Somehow it’s both a surprise and not a surprise that Renaissance man Graham Nash, of Baby Boomer rock group favorite Crosby, Stills and Nash, turns up in the dazzling documentary M.C. Escher: Journey to Infinity. Among other things, Nash’s appearance serves as a reminder that Escher—a 20th-century Dutch draftsman and printmaker whose fantastic graphic work links geometrical and mathematical miracles to infinity—gained international renown after World War II. This made him especially popular to a generation of people who came of age seeking mind-expanding experiences in the 1960s, which Escher’s dazzling prints certainly provided.
Journey to Infinity not only provides scores of Escher’s prints to look at (many of those images likely new or unfamiliar to casual fans), the film tells us a lot about his life, his problematic marriage, and his influence on two sons who fondly recall hanging out with him in his studio, loving the magical smell of printer’s ink. We follow Escher’s movements throughout Europe from the 1920s through the 40s, evading the rise of fascism until the German occupation caught up with him and forced him to spend his days seeking food for his family instead of working.
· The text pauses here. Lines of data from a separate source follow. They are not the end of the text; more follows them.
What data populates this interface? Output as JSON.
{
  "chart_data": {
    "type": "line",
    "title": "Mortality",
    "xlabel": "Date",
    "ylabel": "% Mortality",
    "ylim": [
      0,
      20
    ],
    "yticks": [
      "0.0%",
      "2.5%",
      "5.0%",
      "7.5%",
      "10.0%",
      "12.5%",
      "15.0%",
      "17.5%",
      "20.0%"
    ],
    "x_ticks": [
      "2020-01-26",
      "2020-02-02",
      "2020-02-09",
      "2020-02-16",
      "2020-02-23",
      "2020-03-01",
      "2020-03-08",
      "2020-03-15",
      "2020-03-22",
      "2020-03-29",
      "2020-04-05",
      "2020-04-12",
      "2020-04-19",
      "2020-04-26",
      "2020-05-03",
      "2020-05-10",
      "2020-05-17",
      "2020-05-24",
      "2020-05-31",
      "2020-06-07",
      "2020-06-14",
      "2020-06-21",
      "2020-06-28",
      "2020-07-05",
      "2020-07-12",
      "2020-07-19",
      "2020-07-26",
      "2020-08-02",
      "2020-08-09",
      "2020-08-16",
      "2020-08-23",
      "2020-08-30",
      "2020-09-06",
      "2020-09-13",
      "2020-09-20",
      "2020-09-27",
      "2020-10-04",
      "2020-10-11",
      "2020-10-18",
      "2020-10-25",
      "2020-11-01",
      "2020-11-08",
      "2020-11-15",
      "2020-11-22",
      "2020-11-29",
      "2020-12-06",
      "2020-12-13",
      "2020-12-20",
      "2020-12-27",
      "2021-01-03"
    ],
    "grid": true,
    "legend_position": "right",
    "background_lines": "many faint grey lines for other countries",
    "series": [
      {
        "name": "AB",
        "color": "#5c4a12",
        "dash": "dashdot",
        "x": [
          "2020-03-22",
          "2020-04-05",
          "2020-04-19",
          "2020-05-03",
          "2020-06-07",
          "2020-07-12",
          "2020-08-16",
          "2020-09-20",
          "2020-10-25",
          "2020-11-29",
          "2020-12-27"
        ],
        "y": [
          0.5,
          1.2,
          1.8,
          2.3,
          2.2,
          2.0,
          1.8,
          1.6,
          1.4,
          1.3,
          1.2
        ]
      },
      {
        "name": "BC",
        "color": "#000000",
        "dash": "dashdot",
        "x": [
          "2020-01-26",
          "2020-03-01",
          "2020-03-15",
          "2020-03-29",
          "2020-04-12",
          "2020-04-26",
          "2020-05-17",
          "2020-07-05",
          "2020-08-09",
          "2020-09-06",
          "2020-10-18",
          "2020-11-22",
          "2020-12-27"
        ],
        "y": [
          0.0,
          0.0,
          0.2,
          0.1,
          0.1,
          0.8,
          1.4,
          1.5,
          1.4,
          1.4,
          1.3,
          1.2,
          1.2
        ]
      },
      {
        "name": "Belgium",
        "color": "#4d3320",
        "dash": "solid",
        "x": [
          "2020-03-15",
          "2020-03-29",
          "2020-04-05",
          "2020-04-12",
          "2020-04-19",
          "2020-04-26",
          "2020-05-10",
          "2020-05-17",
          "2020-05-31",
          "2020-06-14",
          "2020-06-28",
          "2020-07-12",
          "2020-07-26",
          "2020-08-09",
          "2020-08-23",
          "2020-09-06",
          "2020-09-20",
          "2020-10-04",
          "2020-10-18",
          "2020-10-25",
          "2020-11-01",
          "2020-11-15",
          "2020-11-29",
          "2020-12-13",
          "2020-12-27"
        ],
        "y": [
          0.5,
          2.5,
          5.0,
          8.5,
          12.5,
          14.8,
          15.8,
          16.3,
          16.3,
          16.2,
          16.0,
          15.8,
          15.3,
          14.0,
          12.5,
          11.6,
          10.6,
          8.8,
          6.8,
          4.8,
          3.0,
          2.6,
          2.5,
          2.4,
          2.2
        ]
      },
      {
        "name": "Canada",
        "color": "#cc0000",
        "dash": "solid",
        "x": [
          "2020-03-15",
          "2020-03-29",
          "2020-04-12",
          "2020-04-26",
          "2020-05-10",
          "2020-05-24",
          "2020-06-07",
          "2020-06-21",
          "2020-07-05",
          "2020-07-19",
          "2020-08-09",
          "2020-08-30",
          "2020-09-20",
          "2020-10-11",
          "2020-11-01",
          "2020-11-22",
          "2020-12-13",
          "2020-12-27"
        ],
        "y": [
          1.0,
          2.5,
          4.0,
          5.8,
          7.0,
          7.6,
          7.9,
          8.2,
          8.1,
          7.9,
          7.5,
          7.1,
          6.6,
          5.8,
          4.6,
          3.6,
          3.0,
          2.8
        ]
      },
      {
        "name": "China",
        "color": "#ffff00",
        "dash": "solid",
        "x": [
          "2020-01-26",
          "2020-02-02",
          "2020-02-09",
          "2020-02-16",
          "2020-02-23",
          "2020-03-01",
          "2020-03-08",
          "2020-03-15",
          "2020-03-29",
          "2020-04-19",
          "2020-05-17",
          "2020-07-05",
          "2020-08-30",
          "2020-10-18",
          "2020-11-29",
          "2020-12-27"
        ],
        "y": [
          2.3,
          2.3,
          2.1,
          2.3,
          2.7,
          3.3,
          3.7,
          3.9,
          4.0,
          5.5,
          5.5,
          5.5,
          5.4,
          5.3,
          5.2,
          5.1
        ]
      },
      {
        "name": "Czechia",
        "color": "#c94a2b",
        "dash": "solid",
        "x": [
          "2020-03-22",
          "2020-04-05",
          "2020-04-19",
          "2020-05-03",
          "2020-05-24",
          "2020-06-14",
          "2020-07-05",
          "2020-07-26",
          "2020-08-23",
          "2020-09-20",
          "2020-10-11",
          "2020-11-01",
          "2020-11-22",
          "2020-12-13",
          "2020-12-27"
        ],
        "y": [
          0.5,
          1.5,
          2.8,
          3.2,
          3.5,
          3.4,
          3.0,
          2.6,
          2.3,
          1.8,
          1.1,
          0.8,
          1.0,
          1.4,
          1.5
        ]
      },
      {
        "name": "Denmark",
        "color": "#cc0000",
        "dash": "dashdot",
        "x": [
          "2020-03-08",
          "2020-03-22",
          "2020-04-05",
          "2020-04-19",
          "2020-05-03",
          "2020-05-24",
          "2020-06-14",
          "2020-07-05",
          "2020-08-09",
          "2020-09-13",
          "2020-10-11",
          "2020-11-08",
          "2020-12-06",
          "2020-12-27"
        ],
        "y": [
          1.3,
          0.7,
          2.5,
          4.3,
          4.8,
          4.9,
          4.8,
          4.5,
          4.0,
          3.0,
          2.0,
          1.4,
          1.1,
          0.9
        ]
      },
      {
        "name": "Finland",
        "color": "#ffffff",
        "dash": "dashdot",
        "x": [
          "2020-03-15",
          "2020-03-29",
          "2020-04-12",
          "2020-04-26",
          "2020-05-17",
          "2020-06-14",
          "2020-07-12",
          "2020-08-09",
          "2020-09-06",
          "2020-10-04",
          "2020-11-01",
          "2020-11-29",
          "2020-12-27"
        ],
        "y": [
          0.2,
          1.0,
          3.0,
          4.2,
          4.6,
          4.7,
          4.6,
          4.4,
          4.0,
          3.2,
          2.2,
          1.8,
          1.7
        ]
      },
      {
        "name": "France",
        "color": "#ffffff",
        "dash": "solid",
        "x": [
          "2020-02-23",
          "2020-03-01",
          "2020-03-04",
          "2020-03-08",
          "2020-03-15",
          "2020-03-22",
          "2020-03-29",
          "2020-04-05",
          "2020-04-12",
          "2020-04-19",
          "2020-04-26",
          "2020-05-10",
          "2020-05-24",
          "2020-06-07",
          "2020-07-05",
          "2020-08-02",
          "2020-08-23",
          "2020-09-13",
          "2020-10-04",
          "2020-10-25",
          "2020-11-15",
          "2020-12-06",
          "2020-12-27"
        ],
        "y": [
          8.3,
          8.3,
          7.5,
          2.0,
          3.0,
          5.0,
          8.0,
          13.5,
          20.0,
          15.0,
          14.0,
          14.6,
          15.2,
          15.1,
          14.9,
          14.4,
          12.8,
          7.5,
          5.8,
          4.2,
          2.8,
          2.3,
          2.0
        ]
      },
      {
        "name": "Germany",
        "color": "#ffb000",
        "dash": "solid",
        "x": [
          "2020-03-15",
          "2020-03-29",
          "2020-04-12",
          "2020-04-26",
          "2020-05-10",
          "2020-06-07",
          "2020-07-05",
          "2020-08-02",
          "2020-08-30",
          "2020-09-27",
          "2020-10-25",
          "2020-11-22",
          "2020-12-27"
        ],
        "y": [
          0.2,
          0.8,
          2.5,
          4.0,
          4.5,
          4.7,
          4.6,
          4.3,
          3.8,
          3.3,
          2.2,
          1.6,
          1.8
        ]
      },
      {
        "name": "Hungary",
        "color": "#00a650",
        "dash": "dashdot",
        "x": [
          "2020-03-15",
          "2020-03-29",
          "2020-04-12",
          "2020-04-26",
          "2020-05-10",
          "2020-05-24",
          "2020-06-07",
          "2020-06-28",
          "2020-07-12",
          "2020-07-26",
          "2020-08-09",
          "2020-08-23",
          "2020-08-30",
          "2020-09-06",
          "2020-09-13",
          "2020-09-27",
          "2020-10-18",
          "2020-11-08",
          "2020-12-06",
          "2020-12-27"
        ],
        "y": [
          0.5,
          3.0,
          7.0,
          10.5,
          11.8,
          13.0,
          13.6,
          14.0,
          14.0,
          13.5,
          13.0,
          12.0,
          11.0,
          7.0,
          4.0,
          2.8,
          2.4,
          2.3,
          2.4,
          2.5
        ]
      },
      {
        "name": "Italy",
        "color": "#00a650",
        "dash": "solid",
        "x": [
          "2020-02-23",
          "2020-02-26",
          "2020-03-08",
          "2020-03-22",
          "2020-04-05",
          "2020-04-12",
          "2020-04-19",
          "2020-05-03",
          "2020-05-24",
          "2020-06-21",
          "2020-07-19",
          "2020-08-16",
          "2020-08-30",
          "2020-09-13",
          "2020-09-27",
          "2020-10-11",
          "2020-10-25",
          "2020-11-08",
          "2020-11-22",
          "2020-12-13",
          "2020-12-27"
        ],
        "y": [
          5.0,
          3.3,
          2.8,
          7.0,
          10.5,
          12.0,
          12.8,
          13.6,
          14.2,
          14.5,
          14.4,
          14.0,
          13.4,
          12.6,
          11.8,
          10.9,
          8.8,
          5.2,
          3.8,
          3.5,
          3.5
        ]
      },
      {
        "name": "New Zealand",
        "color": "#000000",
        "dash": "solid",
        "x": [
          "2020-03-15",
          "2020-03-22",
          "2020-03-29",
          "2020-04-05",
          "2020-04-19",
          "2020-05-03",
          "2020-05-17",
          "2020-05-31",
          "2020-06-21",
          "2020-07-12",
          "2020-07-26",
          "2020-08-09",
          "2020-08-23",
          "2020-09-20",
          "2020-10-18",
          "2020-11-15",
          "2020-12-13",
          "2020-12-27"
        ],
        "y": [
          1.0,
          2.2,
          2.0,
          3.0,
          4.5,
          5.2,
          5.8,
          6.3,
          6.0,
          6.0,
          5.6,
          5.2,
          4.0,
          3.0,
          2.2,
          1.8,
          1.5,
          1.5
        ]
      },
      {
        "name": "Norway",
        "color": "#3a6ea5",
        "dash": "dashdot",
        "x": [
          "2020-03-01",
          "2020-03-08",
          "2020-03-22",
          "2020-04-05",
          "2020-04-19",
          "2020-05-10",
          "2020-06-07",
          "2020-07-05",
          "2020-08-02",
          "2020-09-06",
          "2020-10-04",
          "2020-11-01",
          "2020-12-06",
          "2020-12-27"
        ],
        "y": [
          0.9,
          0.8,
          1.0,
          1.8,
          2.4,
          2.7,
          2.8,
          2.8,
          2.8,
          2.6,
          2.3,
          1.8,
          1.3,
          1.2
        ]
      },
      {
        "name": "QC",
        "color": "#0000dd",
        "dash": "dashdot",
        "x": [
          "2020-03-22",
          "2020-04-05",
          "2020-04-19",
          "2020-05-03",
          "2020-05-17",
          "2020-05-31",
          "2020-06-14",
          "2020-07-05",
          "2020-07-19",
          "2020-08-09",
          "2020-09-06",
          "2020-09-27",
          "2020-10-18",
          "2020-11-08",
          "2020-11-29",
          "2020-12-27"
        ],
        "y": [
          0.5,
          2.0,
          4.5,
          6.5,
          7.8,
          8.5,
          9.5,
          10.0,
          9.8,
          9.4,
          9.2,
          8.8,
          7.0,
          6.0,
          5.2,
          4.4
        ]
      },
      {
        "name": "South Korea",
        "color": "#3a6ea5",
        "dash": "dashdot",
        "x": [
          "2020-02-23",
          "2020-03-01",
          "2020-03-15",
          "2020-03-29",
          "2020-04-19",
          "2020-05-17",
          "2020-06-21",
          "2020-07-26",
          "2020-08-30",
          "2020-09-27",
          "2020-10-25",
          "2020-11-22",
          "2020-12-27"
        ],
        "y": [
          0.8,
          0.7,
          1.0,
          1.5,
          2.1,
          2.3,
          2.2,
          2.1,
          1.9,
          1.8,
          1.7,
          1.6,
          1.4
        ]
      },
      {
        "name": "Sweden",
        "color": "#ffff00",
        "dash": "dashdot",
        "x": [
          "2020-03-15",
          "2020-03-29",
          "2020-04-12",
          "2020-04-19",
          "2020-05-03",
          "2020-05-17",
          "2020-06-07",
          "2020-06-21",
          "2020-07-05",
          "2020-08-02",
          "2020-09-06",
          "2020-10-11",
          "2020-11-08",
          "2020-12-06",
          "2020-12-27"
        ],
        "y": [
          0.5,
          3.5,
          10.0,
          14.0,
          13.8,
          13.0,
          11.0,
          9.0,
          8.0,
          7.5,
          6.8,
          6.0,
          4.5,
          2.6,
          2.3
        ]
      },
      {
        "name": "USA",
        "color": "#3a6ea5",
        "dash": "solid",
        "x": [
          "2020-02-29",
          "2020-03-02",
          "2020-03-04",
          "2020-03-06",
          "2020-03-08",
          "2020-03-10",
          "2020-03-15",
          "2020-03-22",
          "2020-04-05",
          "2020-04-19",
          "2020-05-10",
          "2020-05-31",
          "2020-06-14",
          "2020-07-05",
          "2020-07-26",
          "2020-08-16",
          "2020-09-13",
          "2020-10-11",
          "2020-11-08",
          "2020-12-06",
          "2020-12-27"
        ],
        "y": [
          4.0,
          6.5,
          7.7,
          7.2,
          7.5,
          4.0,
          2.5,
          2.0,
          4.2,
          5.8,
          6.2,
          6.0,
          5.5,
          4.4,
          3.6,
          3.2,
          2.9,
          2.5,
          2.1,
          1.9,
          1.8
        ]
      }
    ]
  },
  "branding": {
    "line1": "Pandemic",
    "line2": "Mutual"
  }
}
The film’s narration, entirely derived from Escher’s letters and journals, and read aloud by Stephen Fry, adds a great deal to our understanding of how the artist’s thinking evolved about what was important for him to capture in his work. There were images inside him, he wrote, that needed to be explored, especially those now-famous, maze-like patterns suggesting beginnings and endings are the same things. “Endlessness within a confined plane” was his goal, as he so lyrically put it. So much about the world of his mind and the hard world in which he labored, finally finding international recognition late in his career, is here in this remarkable film. Strongly recommended. Aud: E, I, J, H, C, P, T.